RealPage, Inc. is a leading provider of comprehensive property management software solutions for the multifamily, commercial, single-family and vacation rental housing industries. These solutions help property owners increase efficiency, decrease expenses, enhance the resident experience and generate more revenue. Using its innovative SaaS platform, RealPage's on demand software enables easy system integration and streamlines online property management. Its product line covers the full spectrum of property management, leasing and marketing, asset optimization, and resident services solutions. Founded in 1998 and headquartered in Carrollton, Texas, RealPage currently serves over 11,000 clients worldwide from offices in North America, Europe and Asia. For more information about the company, visit http://www.realpage.com.
 
Cautionary Statement Regarding Forward-Looking Statements

This press release contains “forward-looking” statements relating to RealPage, Inc.’s credit agreement and the expected benefits of the announced amendment to that agreement, including improved flexibility in the company’s capital structure. These forward-looking statements are based on management's beliefs and assumptions and on information currently available to management.
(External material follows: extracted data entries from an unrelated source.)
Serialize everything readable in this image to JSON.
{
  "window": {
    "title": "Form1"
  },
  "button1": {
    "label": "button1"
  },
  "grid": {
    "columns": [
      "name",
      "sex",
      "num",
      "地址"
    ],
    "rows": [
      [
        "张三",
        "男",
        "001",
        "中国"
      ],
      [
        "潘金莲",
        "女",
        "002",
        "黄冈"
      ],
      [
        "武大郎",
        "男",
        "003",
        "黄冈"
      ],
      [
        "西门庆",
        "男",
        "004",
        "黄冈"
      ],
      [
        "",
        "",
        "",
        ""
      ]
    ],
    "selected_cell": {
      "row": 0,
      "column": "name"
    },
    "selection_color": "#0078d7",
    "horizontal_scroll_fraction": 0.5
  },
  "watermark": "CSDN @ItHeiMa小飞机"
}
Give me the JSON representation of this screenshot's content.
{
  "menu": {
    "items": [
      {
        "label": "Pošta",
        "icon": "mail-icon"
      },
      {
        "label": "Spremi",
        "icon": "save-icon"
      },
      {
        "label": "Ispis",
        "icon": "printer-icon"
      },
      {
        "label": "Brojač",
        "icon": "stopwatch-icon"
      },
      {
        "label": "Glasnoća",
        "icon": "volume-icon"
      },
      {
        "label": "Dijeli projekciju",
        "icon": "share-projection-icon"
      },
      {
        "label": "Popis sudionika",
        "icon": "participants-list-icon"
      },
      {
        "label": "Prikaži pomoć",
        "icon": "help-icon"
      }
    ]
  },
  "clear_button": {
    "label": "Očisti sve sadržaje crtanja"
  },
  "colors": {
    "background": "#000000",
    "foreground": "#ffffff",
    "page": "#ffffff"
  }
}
Forward-looking statements include all statements that are not historical facts and may be identified by terms such as “expects,” “believes,” “plans,” or similar expressions and the negatives of those terms. Those forward-looking statements involve known and unknown risks, uncertainties and other factors that may cause actual results, performance or achievements to be materially different from any future results, performance or achievements expressed or implied by the forward-looking statements. The company may be required to revise its results upon finalizing its review of quarterly and full year results, which could cause or contribute to such differences. Additional factors that could cause or contribute to such differences include, but are not limited to, the following: (a) the possibility that general economic conditions, including leasing velocity or uncertainty cause information technology spending, particularly in the rental housing industry, to be reduced or purchasing decisions to be delayed; (b) an increase in insurance claims; (c) an increase in customer cancellations; (d) the inability to increase sales to existing customers and to attract new customers; (e) RealPage, Inc.’s failure to consummate pending acquisitions or to integrate acquired businesses and any future acquisitions successfully; (f) the timing and success of new product introductions by RealPage, Inc. or its competitors; (g) changes in RealPage, Inc.’s pricing policies or those of its competitors; (h) legal or regulatory proceedings; (i) the inability to achieve revenue growth or to enable margin expansion; and (j) such other risks and uncertainties described more fully in documents filed with or furnished to the Securities and Exchange Commission (“SEC”) by RealPage Inc., including its Quarterly Report on Form 10-Q previously filed with the SEC on November 5, 2015 and its Annual Report on Form 10-K previously filed with the SEC on March 2, 2015. All information provided in this release is as of the date hereof and RealPage Inc. undertakes no duty to update this information except as required by law.